И вот, когда ждать осталось совсем недолго, наши нервы начали откровенно сдавать. Мы стали жутко ругаться, конфликтуя по мелочам, на пустом месте, чего с нами отродясь не было. Обычно выискивать несуществующие проблемы начинала я, упрекая Марка в том, что он не слушает, не понимает, насмехается надо мной. Он выдерживал этот поток сбивчивых и часто парадоксальных обвинений до определенной точки, потом говорил нечто веское и подчас обидное, а я, пораженная такой прицельной жестокостью, заливалась слезами и швырялась в него учебниками, вещами и его же подарками.

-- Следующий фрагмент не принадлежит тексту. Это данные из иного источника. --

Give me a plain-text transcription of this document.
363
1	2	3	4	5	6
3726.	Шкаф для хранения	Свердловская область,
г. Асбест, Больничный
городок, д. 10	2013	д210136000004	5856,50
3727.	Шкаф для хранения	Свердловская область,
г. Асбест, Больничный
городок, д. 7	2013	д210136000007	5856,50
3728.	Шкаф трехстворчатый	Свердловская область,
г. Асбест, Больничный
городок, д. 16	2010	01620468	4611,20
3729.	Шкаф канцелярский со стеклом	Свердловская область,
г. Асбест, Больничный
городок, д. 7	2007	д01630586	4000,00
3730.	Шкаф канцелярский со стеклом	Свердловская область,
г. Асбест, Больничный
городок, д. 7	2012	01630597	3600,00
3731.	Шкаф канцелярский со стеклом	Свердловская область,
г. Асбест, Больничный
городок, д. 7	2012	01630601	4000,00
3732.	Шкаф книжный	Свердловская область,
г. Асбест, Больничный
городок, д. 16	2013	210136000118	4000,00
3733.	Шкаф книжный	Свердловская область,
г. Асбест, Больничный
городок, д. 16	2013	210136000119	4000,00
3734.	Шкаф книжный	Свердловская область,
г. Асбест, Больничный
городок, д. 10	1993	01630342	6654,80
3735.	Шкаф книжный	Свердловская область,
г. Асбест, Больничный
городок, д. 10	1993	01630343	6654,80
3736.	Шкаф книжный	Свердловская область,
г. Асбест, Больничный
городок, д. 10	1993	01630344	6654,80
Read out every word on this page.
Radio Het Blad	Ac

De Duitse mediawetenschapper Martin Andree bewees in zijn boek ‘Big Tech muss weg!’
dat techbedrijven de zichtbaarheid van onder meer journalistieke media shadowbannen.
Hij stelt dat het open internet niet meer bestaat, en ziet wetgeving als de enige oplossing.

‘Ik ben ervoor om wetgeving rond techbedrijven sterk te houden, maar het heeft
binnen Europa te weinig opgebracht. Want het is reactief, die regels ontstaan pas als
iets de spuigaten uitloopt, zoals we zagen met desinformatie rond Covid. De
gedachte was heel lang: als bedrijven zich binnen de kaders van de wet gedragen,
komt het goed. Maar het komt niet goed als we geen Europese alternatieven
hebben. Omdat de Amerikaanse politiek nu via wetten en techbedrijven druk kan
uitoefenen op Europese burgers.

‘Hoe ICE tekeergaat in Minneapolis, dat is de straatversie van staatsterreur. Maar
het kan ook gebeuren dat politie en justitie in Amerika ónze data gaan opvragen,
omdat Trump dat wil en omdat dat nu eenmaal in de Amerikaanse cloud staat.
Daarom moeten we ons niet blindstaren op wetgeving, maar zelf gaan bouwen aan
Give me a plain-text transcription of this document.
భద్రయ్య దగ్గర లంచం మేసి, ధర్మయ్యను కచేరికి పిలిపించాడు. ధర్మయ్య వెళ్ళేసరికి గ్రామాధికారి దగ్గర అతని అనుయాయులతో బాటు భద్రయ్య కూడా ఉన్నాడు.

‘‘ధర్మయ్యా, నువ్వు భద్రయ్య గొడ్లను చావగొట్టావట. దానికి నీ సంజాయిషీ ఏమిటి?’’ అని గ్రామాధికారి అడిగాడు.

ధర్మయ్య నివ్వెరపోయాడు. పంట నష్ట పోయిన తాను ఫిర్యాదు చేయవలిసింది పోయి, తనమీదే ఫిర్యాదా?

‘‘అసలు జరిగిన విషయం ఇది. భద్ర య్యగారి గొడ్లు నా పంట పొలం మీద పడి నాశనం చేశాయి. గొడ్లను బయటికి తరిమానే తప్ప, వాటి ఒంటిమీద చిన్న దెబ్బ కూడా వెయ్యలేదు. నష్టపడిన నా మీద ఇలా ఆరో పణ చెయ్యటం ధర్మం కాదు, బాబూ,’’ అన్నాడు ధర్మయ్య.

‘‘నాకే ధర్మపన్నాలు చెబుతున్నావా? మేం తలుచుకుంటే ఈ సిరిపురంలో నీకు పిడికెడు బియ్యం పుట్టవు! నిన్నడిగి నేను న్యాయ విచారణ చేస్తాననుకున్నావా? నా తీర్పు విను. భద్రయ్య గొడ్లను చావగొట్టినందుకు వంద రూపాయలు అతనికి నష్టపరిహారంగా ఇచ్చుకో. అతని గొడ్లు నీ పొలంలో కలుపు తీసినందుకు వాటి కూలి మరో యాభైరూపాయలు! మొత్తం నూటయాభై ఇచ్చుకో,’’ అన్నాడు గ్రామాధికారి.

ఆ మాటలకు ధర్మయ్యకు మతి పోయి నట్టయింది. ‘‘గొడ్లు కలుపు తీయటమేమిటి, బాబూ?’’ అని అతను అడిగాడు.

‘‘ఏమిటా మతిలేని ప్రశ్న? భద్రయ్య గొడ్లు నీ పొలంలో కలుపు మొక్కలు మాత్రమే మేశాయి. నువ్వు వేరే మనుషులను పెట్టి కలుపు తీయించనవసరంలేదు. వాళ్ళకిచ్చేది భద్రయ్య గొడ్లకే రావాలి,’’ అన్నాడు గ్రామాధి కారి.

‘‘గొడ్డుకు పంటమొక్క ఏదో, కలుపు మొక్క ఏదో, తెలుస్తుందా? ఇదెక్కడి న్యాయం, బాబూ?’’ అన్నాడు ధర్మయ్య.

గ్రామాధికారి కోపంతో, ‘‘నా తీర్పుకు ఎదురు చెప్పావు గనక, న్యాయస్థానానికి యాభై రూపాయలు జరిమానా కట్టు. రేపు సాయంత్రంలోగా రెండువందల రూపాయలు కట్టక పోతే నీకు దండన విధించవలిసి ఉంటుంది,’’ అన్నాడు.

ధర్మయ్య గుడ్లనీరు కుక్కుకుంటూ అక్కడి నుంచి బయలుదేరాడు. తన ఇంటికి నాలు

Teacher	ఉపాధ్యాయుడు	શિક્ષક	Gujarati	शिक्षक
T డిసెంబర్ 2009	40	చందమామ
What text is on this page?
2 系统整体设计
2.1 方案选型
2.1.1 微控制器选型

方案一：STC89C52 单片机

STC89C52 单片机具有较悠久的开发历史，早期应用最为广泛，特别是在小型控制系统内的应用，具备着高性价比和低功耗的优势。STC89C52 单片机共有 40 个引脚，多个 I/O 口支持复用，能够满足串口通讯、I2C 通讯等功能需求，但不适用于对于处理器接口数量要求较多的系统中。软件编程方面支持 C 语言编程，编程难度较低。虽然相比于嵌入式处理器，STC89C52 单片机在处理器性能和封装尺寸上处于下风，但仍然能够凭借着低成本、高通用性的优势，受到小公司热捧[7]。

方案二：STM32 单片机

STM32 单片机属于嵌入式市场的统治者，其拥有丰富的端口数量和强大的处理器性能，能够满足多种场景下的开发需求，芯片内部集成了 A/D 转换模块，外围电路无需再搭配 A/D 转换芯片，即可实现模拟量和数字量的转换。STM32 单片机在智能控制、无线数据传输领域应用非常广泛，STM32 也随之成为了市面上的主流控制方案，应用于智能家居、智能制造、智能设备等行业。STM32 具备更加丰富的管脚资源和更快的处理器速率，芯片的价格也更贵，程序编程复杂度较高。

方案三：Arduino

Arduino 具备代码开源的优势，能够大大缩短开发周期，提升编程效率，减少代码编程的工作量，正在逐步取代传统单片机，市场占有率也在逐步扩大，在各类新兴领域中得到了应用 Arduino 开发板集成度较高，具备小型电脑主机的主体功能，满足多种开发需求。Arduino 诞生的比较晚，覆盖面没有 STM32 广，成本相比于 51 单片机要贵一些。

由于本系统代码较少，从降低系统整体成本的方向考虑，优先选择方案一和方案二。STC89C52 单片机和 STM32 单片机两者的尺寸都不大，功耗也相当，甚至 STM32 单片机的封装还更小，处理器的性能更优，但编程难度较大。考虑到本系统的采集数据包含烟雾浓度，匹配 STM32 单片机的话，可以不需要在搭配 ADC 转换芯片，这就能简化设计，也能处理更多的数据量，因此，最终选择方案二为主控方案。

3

Иногда я ухитрялась довести его до такого состояния, что он тут же возвращал мне все трофеи, отправляя их обратно меткими движениями. Марк специально целился так, что очередной блокнот или безделушка ударялись о стену на безопасном, но очень близком расстоянии, но это вызывало поток такого возмущенного визга с моей стороны, что он, пребывая на пике клокочущей ярости, резко разворачивался и уходил от греха подальше, хлопая дверью так, что дрожали стены всего дома. После всего этого я традиционно рыдала в подушку, а он полночи крутил замысловатые акробатические трюки на брусьях и турнике на заднем дворе нашего дома.

— Дети сходят с ума. У них слишком много свободного времени, — лаконично резюмировала ситуацию Валентина Михайловна, во время утреннего кофепития на балконе вместе с мужем.

Я в этот момент сидела на скамейке в оранжерее, заплаканная и растрепанная, и писала Марку, ни много ни мало, прощальное письмо. Никуда деваться я, конечно же, не собиралась, но потрепать ему нервы фразами "После я этого я не вижу смысла с тобой общаться!» «Считай, что я для тебя умерла!" очень уж хотелось.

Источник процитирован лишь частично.